Abstract Background: Breast cancer clinical trials often involve therapies with potentially deleterious effects on the fetus and the baby in the event of pregnancy or breastfeeding. Consequently, eligibility criteria include contraceptive requirements for both the patient and their partner. Patient feedback on the burden of requirements in clinical trials prompted an evaluation of changes in contraceptive requirements in breast cancer clinical trials over the past two decades. Methods: Breast cancer ClinicalTrials.gov trials protocols over three periods of enrollment were reviewed: 01/01/2001 - 01/01/2002, 01/01/2011 - 01/01/2012, and 01/01/2021 - 01/01/2022. Inclusion criteria: 1. Interventional studies including (neo)adjuvant or palliative systemic therapy, 2. Premenopausal female patients.
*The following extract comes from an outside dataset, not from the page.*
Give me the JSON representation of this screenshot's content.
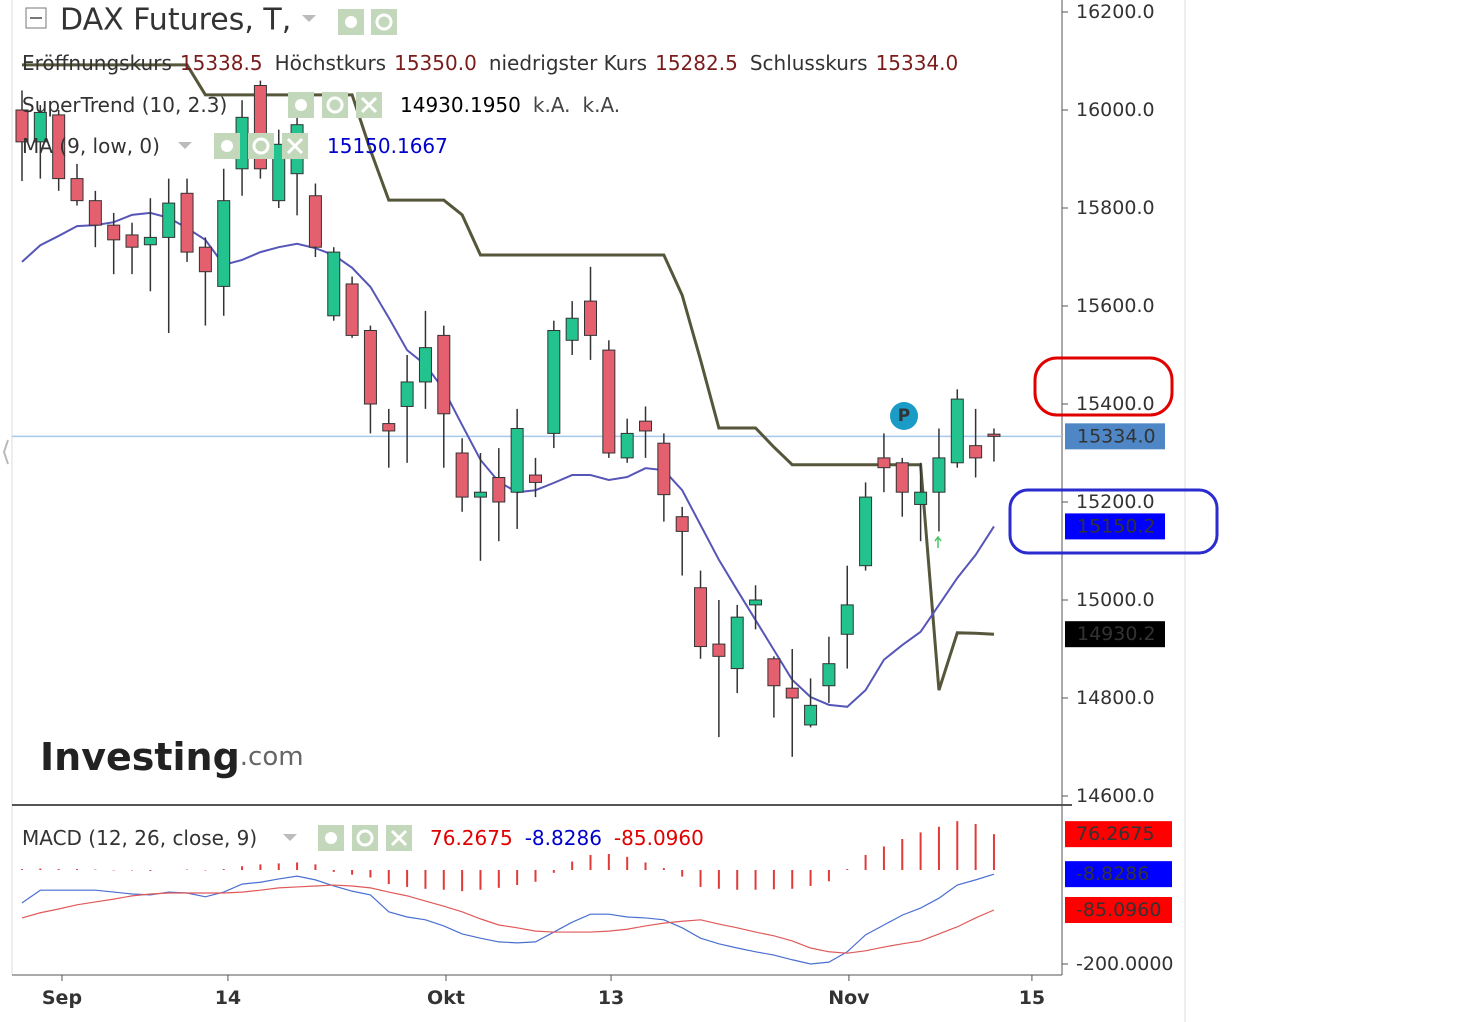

Data, including the required number, types, and duration of contraceptive strategies, treatment regimen, and study design, were collated. A descriptive analysis by time period was performed. Results: 305 studies were included from the three periods: 63 (2001), 127 (2011), and 115 (2021). Of these, contraception requirements were specified in ClinicalTrial.gov protocol information in 4, 61, and 71 CT for 2001, 2011, and 2021, respectively, limiting our analyses in the two later periods. Complete data is available in Table 1. Conclusions: Our data demonstrates a time trend towards more stringent contraception requirements in breast cancer clinical trials inclusion criteria. The impact of contraception burden on enrollment, patient compliance, and investigator insight warrants further assessment. Citation Format: Camila Chiodi, Munzir Hamid, Catherine Weadick, Maeve Hennessy, Ana Martin-Quesada, Louise Kenny, Matteo Lambertini, Ines Vaz Luis, Seamus O'Reilly. The Rising Burden of Contraception Requirements in Breast Cancer Clinical Trials: Time for Change? [abstract]. In: Proceedings of the 2023 San Antonio Breast Cancer Symposium; 2023 Dec 5-9; San Antonio, TX. Philadelphia (PA): AACR; Cancer Res 2024;84(9 Suppl):Abstract nr PO2-10-06.